Uno de los fenómenos más llamativos de estas pasadas elecciones, que no ha pasado ni mucho menos inadvertido para buena parte de la opinión pública, ha sido la indolencia con que el electorado ha tratado los numerosos episodios de corrupción, cuyos protagonistas no sólo no han recibido reprobación alguna en la mayoría de los casos sino que, con frecuencia, han sido amorosamente arropados por sus cómplices/víctimas en las urnas.

La lista es larguísima, y nos consumiría demasiado espacio detallarla. En el País Valenciano, por ejemplo, alcaldes imputados judicialmente por corrupción urbanística como los de Torrevieja u Orihuela han conseguido mayorías absolutas. La divulgación de escándalos protagonizados por Fabra, el sempiterno presiente de la diputación de Castellón, no ha perjudicado a su partido, el Popular, en la provincia, sino al contrario.

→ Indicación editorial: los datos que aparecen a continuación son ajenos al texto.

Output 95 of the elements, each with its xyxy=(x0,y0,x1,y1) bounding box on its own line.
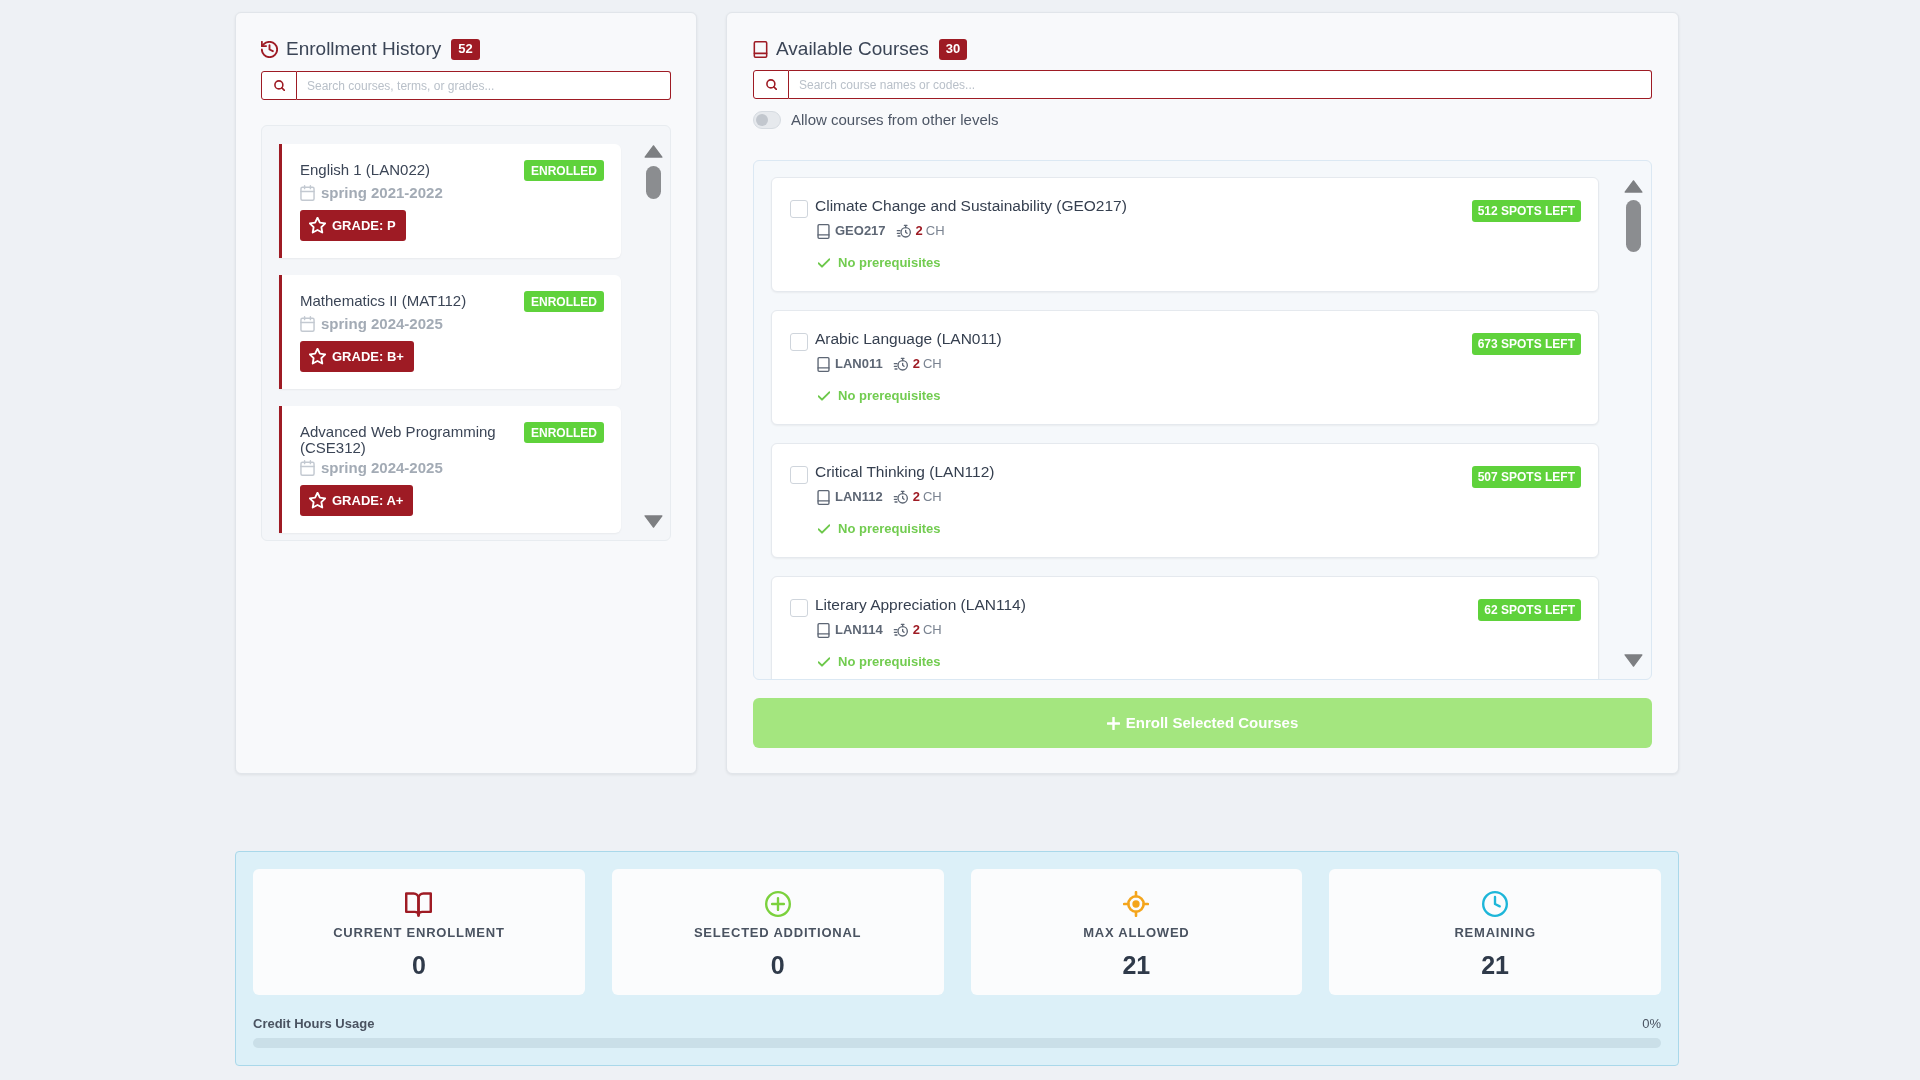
panel-title: Available Courses xyxy=(776,38,929,60)
spots-badge: 507 SPOTS LEFT xyxy=(1471,466,1581,488)
stat-value: 0 xyxy=(770,951,785,979)
credit-hours: 2 xyxy=(912,488,920,507)
checkbox[interactable] xyxy=(790,333,808,351)
credit-hours: 2 xyxy=(912,355,920,374)
course-card[interactable]: Critical Thinking (LAN112) LAN112 2 CH No prerequisites 507 SPOTS LEFT xyxy=(771,443,1599,558)
book-icon xyxy=(817,489,830,505)
spots-badge: 512 SPOTS LEFT xyxy=(1471,200,1581,222)
scroll-down-icon[interactable] xyxy=(644,515,663,528)
search-field[interactable]: Search course names or codes... xyxy=(789,70,1652,99)
spots-badge: 673 SPOTS LEFT xyxy=(1471,333,1581,355)
credit-unit: CH xyxy=(925,222,945,241)
count-badge: 30 xyxy=(938,38,968,60)
stat-label: REMAINING xyxy=(1454,925,1536,940)
check-icon xyxy=(818,524,830,534)
status-badge: ENROLLED xyxy=(524,291,604,312)
book-icon xyxy=(817,622,830,638)
plus-circle-icon xyxy=(764,891,791,917)
calendar-icon xyxy=(300,316,315,332)
check-icon xyxy=(818,391,830,401)
stat-label: MAX ALLOWED xyxy=(1083,925,1190,940)
book-icon xyxy=(817,356,830,372)
status-badge: ENROLLED xyxy=(524,160,604,181)
star-icon xyxy=(309,348,326,365)
stopwatch-icon xyxy=(892,623,909,637)
stat-label: CURRENT ENROLLMENT xyxy=(333,925,505,940)
grade-text: GRADE: P xyxy=(332,216,396,235)
panel-title: Enrollment History xyxy=(286,38,442,60)
course-card[interactable]: Arabic Language (LAN011) LAN011 2 CH No prerequisites 673 SPOTS LEFT xyxy=(771,310,1599,425)
course-title: English 1 (LAN022) xyxy=(300,160,431,178)
credit-unit: CH xyxy=(922,488,942,507)
course-title: Arabic Language (LAN011) xyxy=(815,330,1003,347)
crosshair-icon xyxy=(1123,891,1150,917)
check-icon xyxy=(818,657,830,667)
book-icon xyxy=(817,223,830,239)
clock-icon xyxy=(1482,891,1509,917)
prerequisites-text: No prerequisites xyxy=(838,254,941,273)
course-title: Critical Thinking (LAN112) xyxy=(815,463,996,480)
checkbox[interactable] xyxy=(790,466,808,484)
status-badge: ENROLLED xyxy=(524,422,604,443)
course-card[interactable]: Literary Appreciation (LAN114) LAN114 2 CH No prerequisites 62 SPOTS LEFT xyxy=(771,576,1599,679)
course-title: Advanced Web Programming (CSE312) xyxy=(300,422,497,456)
scroll-down-icon[interactable] xyxy=(1624,654,1643,667)
open-book-icon xyxy=(405,891,433,917)
scroll-up-icon[interactable] xyxy=(1624,180,1643,193)
course-title: Climate Change and Sustainability (GEO217) xyxy=(815,197,1128,214)
stopwatch-icon xyxy=(892,357,909,371)
prerequisites-text: No prerequisites xyxy=(838,387,941,406)
calendar-icon xyxy=(300,185,315,201)
prerequisites-text: No prerequisites xyxy=(838,520,941,539)
credit-unit: CH xyxy=(922,355,942,374)
scrollbar-thumb[interactable] xyxy=(1626,200,1641,252)
course-title: Literary Appreciation (LAN114) xyxy=(815,596,1027,613)
stat-value: 21 xyxy=(1122,951,1151,979)
checkbox[interactable] xyxy=(790,200,808,218)
credit-hours: 2 xyxy=(915,222,923,241)
toggle-label: Allow courses from other levels xyxy=(791,109,999,130)
check-icon xyxy=(818,258,830,268)
grade-text: GRADE: A+ xyxy=(332,491,404,510)
plus-icon xyxy=(1106,716,1120,730)
stat-value: 0 xyxy=(411,951,426,979)
star-icon xyxy=(309,492,326,509)
history-icon xyxy=(261,40,278,58)
term-text: spring 2024-2025 xyxy=(321,313,443,334)
prerequisites-text: No prerequisites xyxy=(838,653,941,672)
course-code: LAN112 xyxy=(835,488,883,507)
course-code: GEO217 xyxy=(835,222,886,241)
usage-label: Credit Hours Usage xyxy=(253,1015,375,1034)
course-title: Mathematics II (MAT112) xyxy=(300,291,467,309)
search-field[interactable]: Search courses, terms, or grades... xyxy=(297,71,671,100)
book-icon xyxy=(753,40,768,58)
credit-unit: CH xyxy=(922,621,942,640)
usage-reading: 0% xyxy=(1642,1015,1661,1034)
course-code: LAN011 xyxy=(835,355,883,374)
grade-text: GRADE: B+ xyxy=(332,347,404,366)
term-text: spring 2021-2022 xyxy=(321,182,443,203)
stopwatch-icon xyxy=(892,490,909,504)
scroll-up-icon[interactable] xyxy=(644,145,663,158)
stat-value: 21 xyxy=(1481,951,1510,979)
checkbox[interactable] xyxy=(790,599,808,617)
spots-badge: 62 SPOTS LEFT xyxy=(1478,599,1581,621)
credit-hours: 2 xyxy=(912,621,920,640)
course-code: LAN114 xyxy=(835,621,883,640)
count-badge: 52 xyxy=(451,38,480,60)
calendar-icon xyxy=(300,460,315,476)
star-icon xyxy=(309,217,326,234)
search-icon xyxy=(753,70,789,99)
search-icon xyxy=(261,71,297,100)
stopwatch-icon xyxy=(895,224,912,238)
term-text: spring 2024-2025 xyxy=(321,457,443,478)
stat-label: SELECTED ADDITIONAL xyxy=(693,925,862,940)
scrollbar-thumb[interactable] xyxy=(646,166,661,199)
toggle-switch[interactable] xyxy=(753,111,781,129)
course-card[interactable]: Climate Change and Sustainability (GEO217) GEO217 2 CH No prerequisites 512 SPOTS LEFT xyxy=(771,177,1599,292)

El ex alcalde socialista de Ciempozuelos, expulsado del PSOE y también procesado, ha fundado un nuevo partido que ha conseguido relevantes apoyos... En Andratx, el PP ha conseguido más votos que en 2003, pese al escándalo protagonizado por el ex alcalde de este partido... Incluso han conservado parte de la consideración social que un día alcanzaron algunos responsables de delitos socialmente inaceptables: el alcalde del municipio coruñés de Toques, condenado en 2004 por abusos a una menor, ha encabezado la lista más votada...

Este estado de cosas constituye sin duda un fracaso de la política, y se ha debido a un uso maniqueo de la corrupción por parte de los partidos políticos. Éstos, abusando de la credulidad de las clientelas, han acusado al adversario de irregularidades y han alardeado de la propia virtud, sobre todo en aquellos casos en que la expansión urbanística irregular ha generado en el municipio sensación de prosperidad, de forma que los ciudadanos, indirectamente beneficiados, han creído oportuno disculpar a los promotores del desaguisado, que casi siempre han sido quienes se han enriquecido irregularmente.

Esta pérdida de la ética colectiva es muy peligrosa y las fuerzas políticas no deberían ampararse en la generalización del problema para no abordarlo. De hecho, el mencionado Fabra, al conocer sus buenos resultados, cometió la insensatez de declarar que aquel respaldo equivalía a una "absolución". Obviamente, ello no es así, ni social, ni jurídica ni políticamente. Aunque la tolerancia de los aparatos partidarios con quienes han sido judicialmente imputados -una situación procesal que reconoce "indicios racionales de criminalidad"- lleve a pensar otra cosa.

La condescendencia malsana con la delincuencia urbanística es síntoma de una relajación moral inconcebible. Porque quien se vale de una información privilegiada o de una influencia para conseguir plusvalías urbanísticas no sólo comete, como parece a veces, una inocua infracción administrativa: está también defraudando a toda la colectividad, está cometiendo un delito que lesiona los intereses de sus convecinos. No es, en definitiva, un "listo" sino un "ladrón", y en definitiva un elemento antisocial, por mucho que estos sujetos -el paradigma era Jesús Gil- alardeen demagógicamente de "crear riqueza" y de fomentar el desarrollo de su comunidad, que de otra forma permanecería inerte y paralizada.

En definitiva, esta lenidad con la corrupción qua ha mostrado la sociedad de este país es tan desconcertante como preocupante. Y los partidos, todos ellos, harían mal desentendiéndose del problema. De un problema que terminará pasando factura a la convivencia, a la democracia, a la integridad del Estado de Derecho.